Nota:

Título Original: The Post Lançamento: 25 de janeiro Direção: Steven Spielberg Roteiro: Josh Singer, Elizabeth Hannah Elenco: Meryl Streep, Tom Hanks, Alison Brie, Carrie Coon, David Cross, Bruce Greenwood, Tracy Letts, Bob Odenkirk, Sarah Paulson, Jesse Plemons, Matthew Rhys, Michael Stuhlbarg, Bradley Whitford e Zach Woods.
9.0

Dia desses revendo o episódio de uma série – a sul-coreana Descents of the Sun – ouvi o seguinte diálogo:

“ P1 – Que esporte praticava?  

Eu lutei judô até o segundo ano do colegial.

Por que estava sendo agredido?”

 

“P2 – É assim que acaba mais rápido.

Como sabe que eu treinava alguma coisa, de qualquer forma?”

“P1 – Sua postura enquanto te batiam.

Você aprende a apanhar antes de aprender a bater.”

 

Agora, ao pensar como começar a escrever sobre The Post –  A Guerra Secreta, essa última frase me retornou à mente, primeiro pelo protagonismo feminino demonstrado pela personagem Katharine Graham, muito bem interpretada por Meryl Streep, evidenciando que não só naquela época como ainda hoje as mulheres são subestimadas em sua inteligência e poder de ação, como também por me fazer pensar que por mais que os governantes manipulem a população e ajam como se fossemos nós os seus  subordinados, quando na verdade deveria ser o contrário, afinal eles são elegidos para cumprir uma determinada função e não para brincarem de donos do mundo, colocando seus interesses pessoais em detrimento do que de fato será benefício para a população.

E digo isso por ser testemunha do quanto a capacidade de reação das mulheres diante daqueles que as querem oprimir tem crescido e se fortalecido ao longo dos anos, e também por ser mulher e viver na pele esse tipo de situação. Do mesmo modo observo como populações inteiras têm se revoltado com as práticas de seus governos corruptos. Ou seja, estamos aos poucos, depois de muito apanhar, aprendendo a bater, a não ouvir calados, a não deixar simplesmente as coisas passarem como se nada tivesse acontecido, como se fosse “normal”. Porém é uma luta diária, para cada um.

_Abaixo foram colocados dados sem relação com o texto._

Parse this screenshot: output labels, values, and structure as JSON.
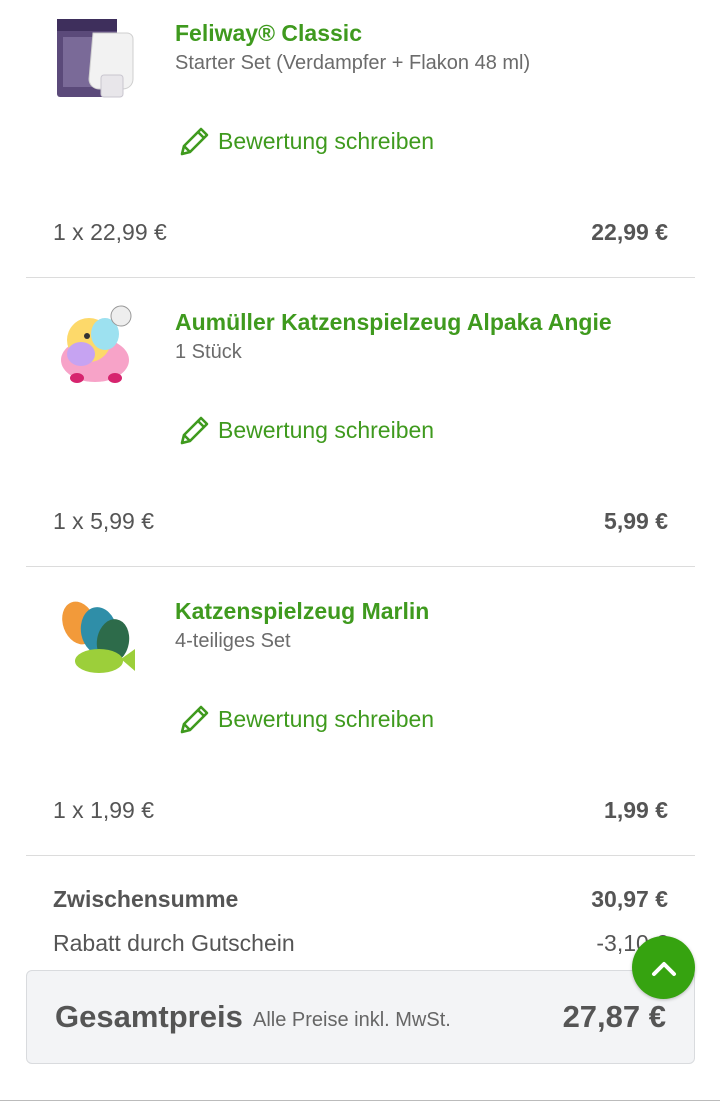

Em The Post o start para a ação se dá quando a imprensa, num primeiro momento representada pelo jornal americano The New York Times, que já vinha noticiando uma série de matérias com informações sigilosas sobre a atuação do país na Guerra do Vietnã, é processada e impedida pelo governo de Nixon de publicar novos documentos que comprovam a manipulação dele e de seus antecessores quanto ao que de fato estava sustentando esses 20 anos de conflitos e batalhas devastadoras.

O filme, que é baseado numa história real, mostra então como tais documentos foram parar nas mãos do também jornalista Ben Bradlee (Tom Hanks), editor do The Washington Post, o ainda desconhecido jornal de Katharine Graham e sua família, acompanhando a tensão por trás da decisão de publicar ou não, considerando as retaliações do governo. É interessante ver que a sua atitude mudaria não somente a história do seu jornal e como ele se tornaria reconhecido mundialmente por ter confrontado o governo da já grande potência, lutando pela e exercendo a liberdade de expressão, como também mudaria os rumos da história pessoal de Kat, visto que consolidou a sua posição de liderança, numa empresa criada e comandada por homens até aquele momento.

The Post é uma homenagem à jornalistas e imprensa que cumprem com sabedoria e respeito a sua função de informar e formar opinião, igualmente é uma inspiração e motivação para aqueles que pretendem seguir a carreira. O longa de Steven Spielberg é bem sucedido, conseguindo equilibrar tensão, humor, bons diálogos e tem grandes chances de levar Meryl à conquista de mais uma estatueta do Oscar, mesmo sabendo que a concorrência vai ser forte, que o diga Frances McDormand com Três Anúncios Para Um Crime, que esteve na 41ª Mostra Internacional de Cinema de São Paulo.

Embora com uma participação pequena, Sarah Paulson, que vive a esposa do personagem de Hanks, em uma cena com ele, tem uma das falas mais marcantes ao meu ver, pois demonstra sensibilidade e empatia para com a delicada posição da personagem de Meryl, chamando inclusive nesse momento a atenção do esposo para algo que ele sequer havia observado.

E pra encerrar, deixo uma frase citada pela protagonista:

“As notícias são o rascunho da história.”

Nesse caso poderíamos dizer que o cinema seria uma boa maneira de rememorá-la?!